Der Luftangriff vom 17. April 1942 (Operation „Margin“) gilt als einer der waghalsigsten des gesamten Zweiten Weltkrieges. Ziel war das MAN-Werk. Das RAF Bomber Command wollte die Produktionsstätte von Schiffsdieselmotoren für U-Boote treffen und gleichzeitig die Fähigkeiten ihrer neuen Bomber vom Typ Avro Lancaster testen. Der unerwartet und präzise bei Tag tief im Feindesland ausgeführte Angriff sollte außerdem Angst und Schrecken verbreiten. Man versprach sich davon auf britischer Seite einen Propagandaerfolg. Augsburg wurde ausgewählt, da die am Lech gelegenen Fabrikhallen gut zu erkennen waren und die Stadt zu der Zeit nur einen relativ schwachen Flak-Schutz aufwies.

Ablauf

Der Anflug der in Waddington und Woodhall Spa stationierten Bomber fand am helllichten Tag ohne Eskorte statt, zunächst über den Ärmelkanal in nur 15 Metern (50 feets) Flughöhe[1], um das Radar zu unterfliegen und den Angriff durch deutsche Jagdflugzeuge zu erschweren, dann über Frankreich. Vier Bomber wurden jedoch bereits über Frankreich bei Sens abgeschossen. Die acht übrigen Flugzeuge begannen den tatsächlichen Angriff auf die MAN um 20:00 Uhr aus zwei Kilometern Höhe. Sie sanken schnell auf Bodennähe, um sich der Flak zu entziehen. Die Flughöhe war so niedrig, dass die Flak beim Versuch, die Flugzeuge zu treffen, so niedrig zielte, dass sie sogar Häuser traf. Jedes Flugzeug trug vier 450-kg-Bomben. Zwei Lancaster stürzten während des Angriffs ab, eine kurz danach.

Direkte Folgen

Zunächst als Erfolg deklariert, führte die Bombardierung jedoch nur zu einem mehrwöchigen Ausfall der Motorenproduktion. Fünf Bomben versagten, nur wenige Maschinen in der Produktion wurden tatsächlich zerstört. Auch die Papierfabrik Haindl und die mechanische Baumwollspinnerei und Weberei wurden unbeabsichtigt leicht getroffen.
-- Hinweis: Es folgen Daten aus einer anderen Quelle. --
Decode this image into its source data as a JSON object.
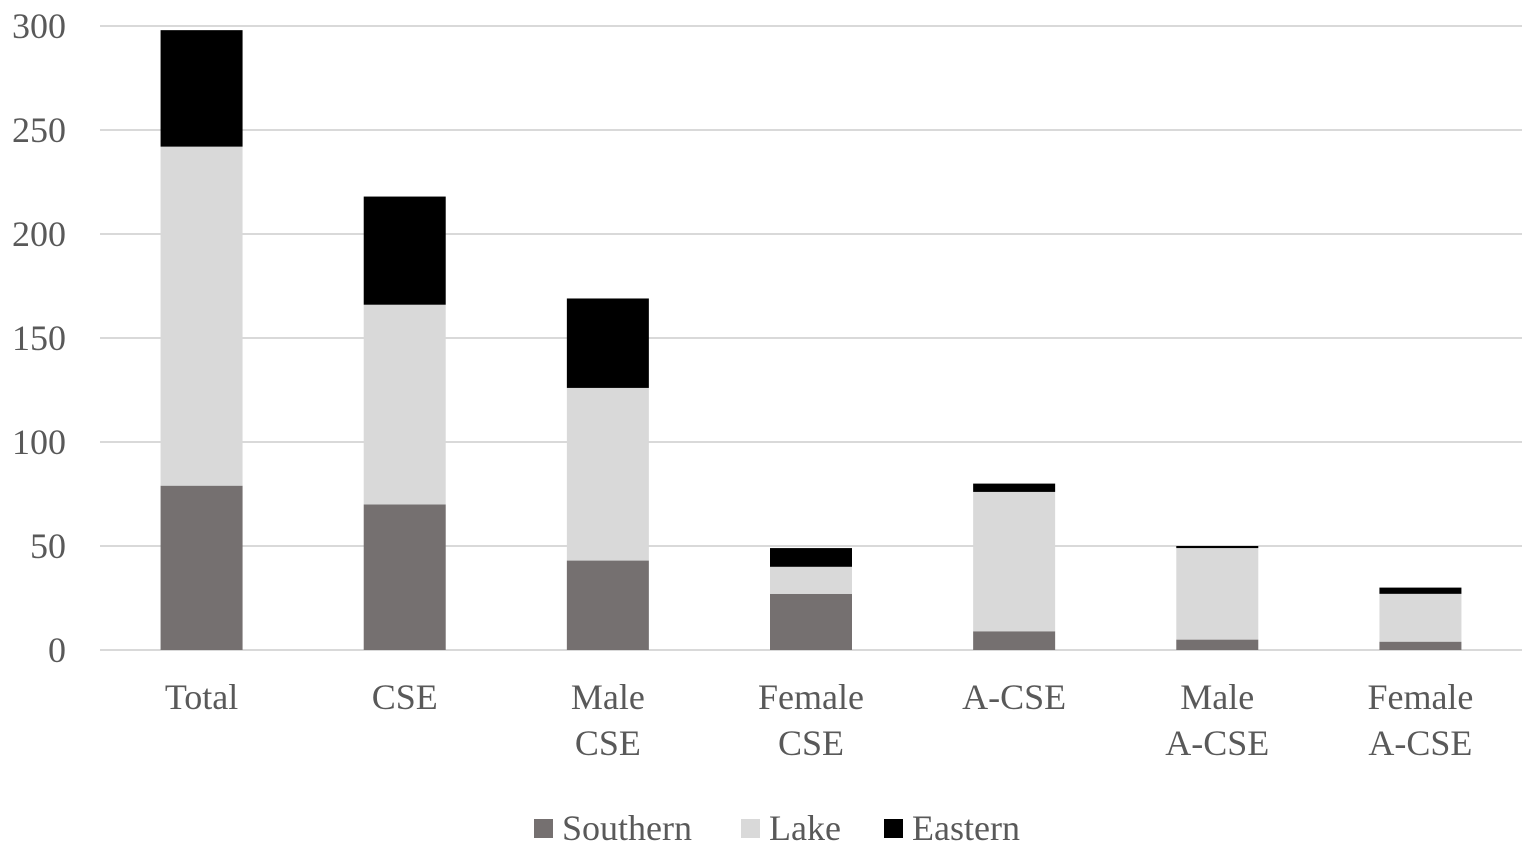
{
  "chart_data": {
    "type": "bar",
    "stacked": true,
    "title": "",
    "xlabel": "",
    "ylabel": "",
    "ylim": [
      0,
      300
    ],
    "yticks": [
      0,
      50,
      100,
      150,
      200,
      250,
      300
    ],
    "grid": true,
    "legend_position": "bottom",
    "categories": [
      [
        "Total"
      ],
      [
        "CSE"
      ],
      [
        "Male",
        "CSE"
      ],
      [
        "Female",
        "CSE"
      ],
      [
        "A-CSE"
      ],
      [
        "Male",
        "A-CSE"
      ],
      [
        "Female",
        "A-CSE"
      ]
    ],
    "series": [
      {
        "name": "Southern",
        "color": "#757070",
        "values": [
          79,
          70,
          43,
          27,
          9,
          5,
          4
        ]
      },
      {
        "name": "Lake",
        "color": "#d9d9d9",
        "values": [
          163,
          96,
          83,
          13,
          67,
          44,
          23
        ]
      },
      {
        "name": "Eastern",
        "color": "#000000",
        "values": [
          56,
          52,
          43,
          9,
          4,
          1,
          3
        ]
      }
    ]
  }
}
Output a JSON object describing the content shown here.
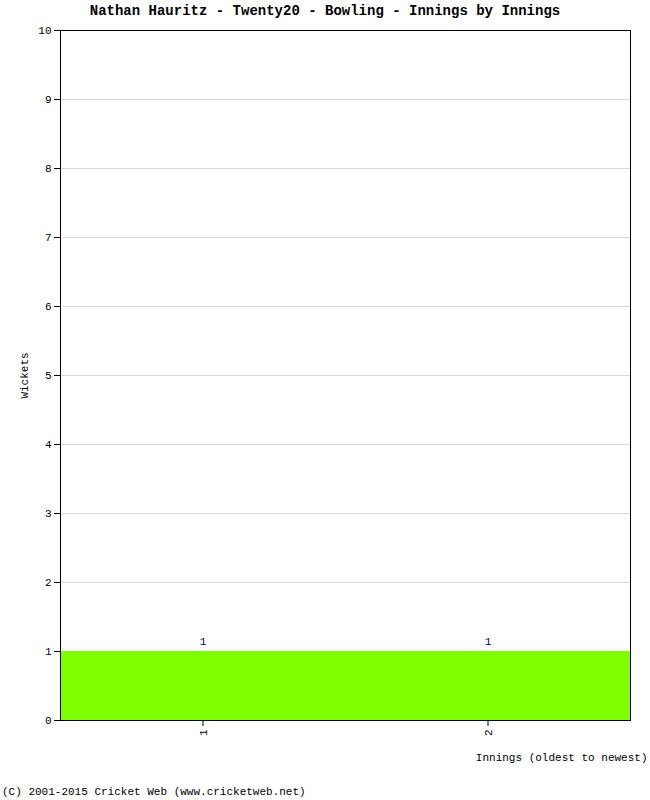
{
  "chart_data": {
    "type": "bar",
    "title": "Nathan Hauritz - Twenty20 - Bowling - Innings by Innings",
    "caption": "(C) 2001-2015 Cricket Web (www.cricketweb.net)",
    "xlabel": "Innings (oldest to newest)",
    "ylabel": "Wickets",
    "categories": [
      "1",
      "2"
    ],
    "values": [
      1,
      1
    ],
    "color": "#80ff00",
    "ylim": [
      0,
      10
    ],
    "yticks": [
      0,
      1,
      2,
      3,
      4,
      5,
      6,
      7,
      8,
      9,
      10
    ],
    "grid": true,
    "data_labels": true
  }
}
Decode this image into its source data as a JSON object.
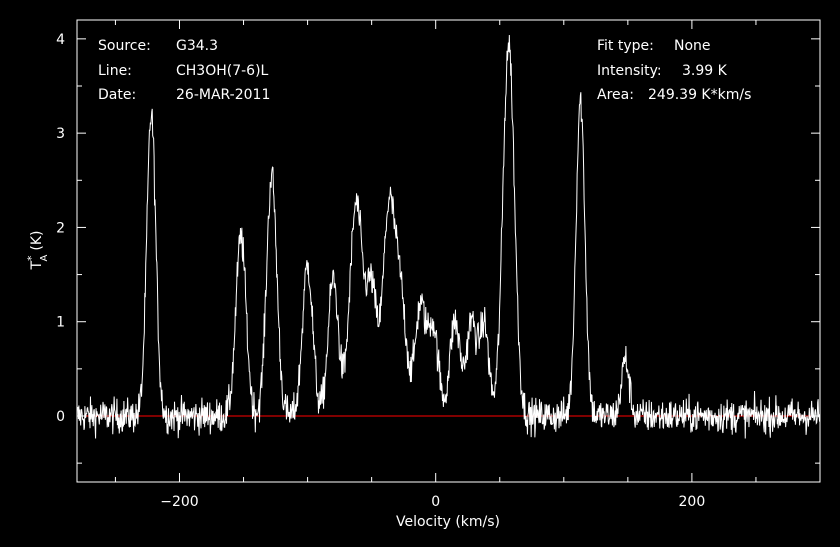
{
  "colors": {
    "background": "#000000",
    "foreground": "#ffffff",
    "baseline": "#ff0000"
  },
  "info_left": [
    {
      "label": "Source:",
      "value": "G34.3"
    },
    {
      "label": "Line:",
      "value": "CH3OH(7-6)L"
    },
    {
      "label": "Date:",
      "value": "26-MAR-2011"
    }
  ],
  "info_right": [
    {
      "label": "Fit type:",
      "value": "None"
    },
    {
      "label": "Intensity:",
      "value": "3.99 K"
    },
    {
      "label": "Area:",
      "value": "249.39 K*km/s"
    }
  ],
  "chart_data": {
    "type": "line",
    "title": "",
    "xlabel": "Velocity (km/s)",
    "ylabel_main": "T",
    "ylabel_sup": "*",
    "ylabel_sub": "A",
    "ylabel_unit": "(K)",
    "xlim": [
      -280,
      300
    ],
    "ylim": [
      -0.7,
      4.2
    ],
    "xticks": [
      -200,
      0,
      200
    ],
    "xtick_labels": [
      "−200",
      "0",
      "200"
    ],
    "yticks": [
      0,
      1,
      2,
      3,
      4
    ],
    "ytick_labels": [
      "0",
      "1",
      "2",
      "3",
      "4"
    ],
    "baseline_y": 0,
    "noise_rms": 0.13,
    "peaks": [
      {
        "x": -222,
        "height": 3.2,
        "width": 3.5
      },
      {
        "x": -152,
        "height": 1.9,
        "width": 4
      },
      {
        "x": -128,
        "height": 2.55,
        "width": 4
      },
      {
        "x": -100,
        "height": 1.6,
        "width": 4
      },
      {
        "x": -80,
        "height": 1.45,
        "width": 4
      },
      {
        "x": -62,
        "height": 2.25,
        "width": 5
      },
      {
        "x": -50,
        "height": 1.3,
        "width": 4
      },
      {
        "x": -37,
        "height": 2.0,
        "width": 4.5
      },
      {
        "x": -28,
        "height": 1.3,
        "width": 5
      },
      {
        "x": -12,
        "height": 1.15,
        "width": 4
      },
      {
        "x": -2,
        "height": 0.95,
        "width": 4
      },
      {
        "x": 15,
        "height": 1.0,
        "width": 4
      },
      {
        "x": 28,
        "height": 1.0,
        "width": 4
      },
      {
        "x": 38,
        "height": 0.95,
        "width": 3.5
      },
      {
        "x": 57,
        "height": 3.95,
        "width": 4.5
      },
      {
        "x": 113,
        "height": 3.35,
        "width": 3.5
      },
      {
        "x": 148,
        "height": 0.6,
        "width": 3
      }
    ]
  }
}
Zwölf Augsburger starben bei dem Angriff, über 20 wurden verletzt. Die Royal Air Force führte danach keinen vergleichbaren Angriff mehr durch.

25./26. Februar 1944

Bedeutung

Britische Bomber vom Typ Avro Lancaster
Britischer Bomber vom Typ Handley Page Halifax
Britischer Bomber vom Typ De Havilland Mosquito

Beim größten, verheerenden Bombenangriff in der Nacht vom 25. auf den 26. Februar 1944 wurden große Teile der Augsburger Innenstadt zerstört. Der Angriff galt den Messerschmitt-Werken und dem Hauptbahnhof als süddeutschem Eisenbahnknotenpunkt und eventuell noch weiteren Zielen.

Ablauf

Der Angriff auf Augsburg wurde mit 594 Flugzeugen durchgeführt, 461 Lancaster, 123 Halifax und 10 Mosquito. 17 Flugzeuge wurden abgeschossen, vier durch Kollisionen zerstört. Die Gegenwehr durch Flugabwehrkanonen war nicht sehr stark. Der Angriff galt zwar wegen seiner unerwarteten Genauigkeit militärisch als erfolgreich, die Folgen des Angriffs in dieser klaren Nacht für die Zivilbevölkerung und das historische Stadtzentrum waren jedoch verheerend. Genau deshalb wurde der Angriff auch kritisiert. Da die eigentlich erwartete Streuung der Bomben ausblieb, mit denen die Industriestandorte in den Randgebieten getroffen werden sollten, betraf die Zerstörung vor allem die historische Innenstadt.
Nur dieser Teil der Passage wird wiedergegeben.